Using prime (hype) offender DDD as the example, in February 2014 we noted that 3D printed Super Bowl cleats and Hershey Treats were not going to get the job (of fitting these competition-vulnerable and over hyped stocks into proper valuation) done. 3D printing is cool, but everybody and his uncle produces these things now and Chinese competition was quickly coming online. DDD, SSYS and XONE were spun to an unsuspecting stock consuming public as disruptive. The industry is fairly disruptive, but industry dynamics preclude any one company from taking advantage of that.

The Armani and expensive shoe wearing set never set foot on a dirty manufacturing floor and so, were wrong again. But then again, they made their pitches, their stock sales and moved on. Right boyz? Who was left to wade amid the wreckage? Oh yes, the true believers of an abstracted story. Sad.

ddd

Finally, who could forget the INGN debacle. Personally, I saw it as a bubble, shorted it, lost money as it bubbled up even higher, until finally the pig and its analytical supporters and public sponsors eventually gave in to reality. June 25th, 2018…

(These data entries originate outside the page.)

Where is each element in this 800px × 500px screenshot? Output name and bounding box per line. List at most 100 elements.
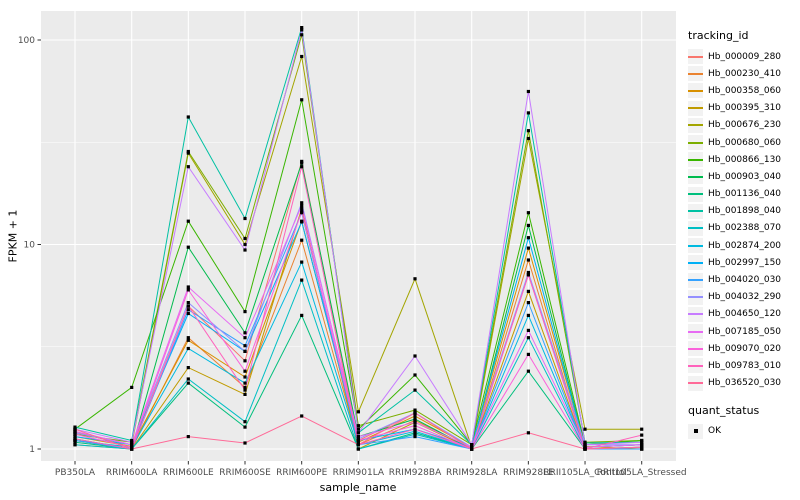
data-point bbox=[186, 245, 190, 249]
data-point bbox=[300, 206, 304, 211]
data-point bbox=[356, 431, 360, 435]
data-point bbox=[243, 375, 247, 379]
legend-item: Hb_009070_020 bbox=[688, 340, 781, 357]
data-point bbox=[243, 392, 247, 396]
data-point bbox=[130, 385, 134, 389]
series-color-line bbox=[688, 72, 703, 75]
x-tick-label: RRIM600LE bbox=[163, 468, 214, 478]
line-swatch-icon bbox=[688, 375, 703, 391]
legend-quant-status-block: quant_status OK bbox=[688, 404, 781, 440]
data-point bbox=[526, 336, 530, 340]
legend-item-label: Hb_009783_010 bbox=[708, 360, 782, 371]
legend-item-label: Hb_000358_060 bbox=[708, 85, 782, 96]
data-point bbox=[413, 414, 417, 418]
line-swatch-icon bbox=[688, 341, 703, 357]
data-point bbox=[300, 201, 304, 205]
data-point bbox=[186, 336, 190, 340]
data-point bbox=[243, 344, 247, 348]
data-point bbox=[186, 115, 190, 119]
legend-item-label: Hb_002388_070 bbox=[708, 223, 782, 234]
data-point bbox=[526, 236, 530, 240]
legend: tracking_id Hb_000009_280 Hb_000230_410 Hb… bbox=[688, 29, 781, 440]
data-point bbox=[526, 129, 530, 133]
data-point bbox=[243, 310, 247, 314]
legend-title-quant-status: quant_status bbox=[688, 403, 760, 417]
data-point bbox=[300, 26, 304, 30]
legend-item: Hb_001898_040 bbox=[688, 203, 781, 220]
data-point bbox=[186, 435, 190, 439]
legend-item-label: Hb_000676_230 bbox=[708, 120, 782, 131]
data-point bbox=[300, 414, 304, 418]
legend-item: Hb_000009_280 bbox=[688, 48, 781, 65]
data-point bbox=[356, 447, 360, 451]
series-color-line bbox=[688, 89, 703, 92]
legend-item-label: Hb_007185_050 bbox=[708, 326, 782, 337]
data-point bbox=[526, 369, 530, 373]
line-swatch-icon bbox=[688, 135, 703, 151]
data-point bbox=[243, 420, 247, 424]
legend-items: Hb_000009_280 Hb_000230_410 Hb_000358_060 H… bbox=[688, 48, 781, 392]
data-point bbox=[526, 273, 530, 277]
y-tick-label: 10 bbox=[24, 241, 36, 251]
data-point bbox=[243, 336, 247, 340]
data-point bbox=[243, 331, 247, 335]
data-point bbox=[186, 304, 190, 308]
data-point bbox=[413, 420, 417, 424]
data-point bbox=[356, 438, 360, 443]
data-point bbox=[526, 111, 530, 115]
legend-item-label: Hb_001898_040 bbox=[708, 206, 782, 217]
data-point bbox=[243, 359, 247, 363]
data-point bbox=[130, 438, 134, 443]
x-tick-label: RRIM928LA bbox=[446, 468, 498, 478]
series-color-line bbox=[688, 330, 703, 333]
series-color-line bbox=[688, 158, 703, 161]
legend-item: Hb_000903_040 bbox=[688, 168, 781, 185]
legend-item-ok: OK bbox=[688, 423, 781, 440]
data-point bbox=[526, 328, 530, 332]
legend-item: Hb_001136_040 bbox=[688, 186, 781, 203]
data-point bbox=[300, 161, 304, 165]
ok-point-key bbox=[688, 423, 703, 439]
data-point bbox=[300, 28, 304, 32]
series-color-line bbox=[688, 382, 703, 385]
data-point bbox=[130, 440, 134, 444]
line-swatch-icon bbox=[688, 49, 703, 65]
data-point bbox=[583, 427, 587, 431]
data-point bbox=[186, 149, 190, 154]
data-point bbox=[640, 447, 644, 451]
data-point bbox=[526, 136, 530, 141]
legend-item-label: Hb_000009_280 bbox=[708, 51, 782, 62]
data-point bbox=[130, 447, 134, 451]
legend-item: Hb_007185_050 bbox=[688, 323, 781, 340]
data-point bbox=[186, 366, 190, 370]
line-swatch-icon bbox=[688, 83, 703, 99]
data-point bbox=[526, 431, 530, 435]
data-point bbox=[243, 248, 247, 252]
line-swatch-icon bbox=[688, 289, 703, 305]
legend-item-label: Hb_000230_410 bbox=[708, 68, 782, 79]
data-point bbox=[583, 445, 587, 449]
x-tick-label: RRIM901LA bbox=[333, 468, 385, 478]
legend-item-label: Hb_000903_040 bbox=[708, 171, 782, 182]
legend-item-label: OK bbox=[708, 426, 721, 437]
series-color-line bbox=[688, 261, 703, 264]
data-point bbox=[526, 352, 530, 356]
data-point bbox=[73, 432, 77, 436]
series-color-line bbox=[688, 55, 703, 58]
line-swatch-icon bbox=[688, 203, 703, 219]
legend-item: Hb_004650_120 bbox=[688, 306, 781, 323]
data-point bbox=[243, 388, 247, 392]
data-point bbox=[186, 311, 190, 316]
line-swatch-icon bbox=[688, 66, 703, 82]
series-color-line bbox=[688, 107, 703, 110]
data-point bbox=[243, 236, 247, 241]
data-point bbox=[356, 443, 360, 447]
data-point bbox=[413, 388, 417, 392]
data-point bbox=[300, 220, 304, 224]
data-point bbox=[186, 165, 190, 169]
series-color-line bbox=[688, 141, 703, 144]
data-point bbox=[300, 33, 304, 37]
line-swatch-icon bbox=[688, 186, 703, 202]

INGN: The Biggest Valuation Pig I know of in the Market

Why am I not an accomplished short seller? Oh yes, this…

ingn

From that post the future of the chart would show more obnoxious bull pumping by Wall Street suits who’d never stepped on a shop floor. Well I had, for many years. I knew this maker of a nice, but virtually commoditized box of air was in trouble. The damage? Only 280 to to 46 bucks in a year. Sad.

We can’t control the markets, but we sure can control our gullibility by learning our way through it. I got caught in the aforementioned Tech bubble in 2000, believing that infrastructure like optical networking and content management software were less vulnerable than the pure dot.coms. Err, no sir. It was the most valuable market lesson I’ve ever received. Luckily, I learned my lessons just as today’s newer investors are learn (or had better learn) theirs.

Lessons don’t have to have bearish resolutions. For example, today’s backdrop is one of decelerating manufacturing and wavering market and economic signals. But as the first link above points out, there is and has been reason to be constructive on the cycle-leading Semiconductor sector. While I favor an interim bearish view for the market, my collected experiences tell me to keep an open mind, unlike the victims of the three promotions above.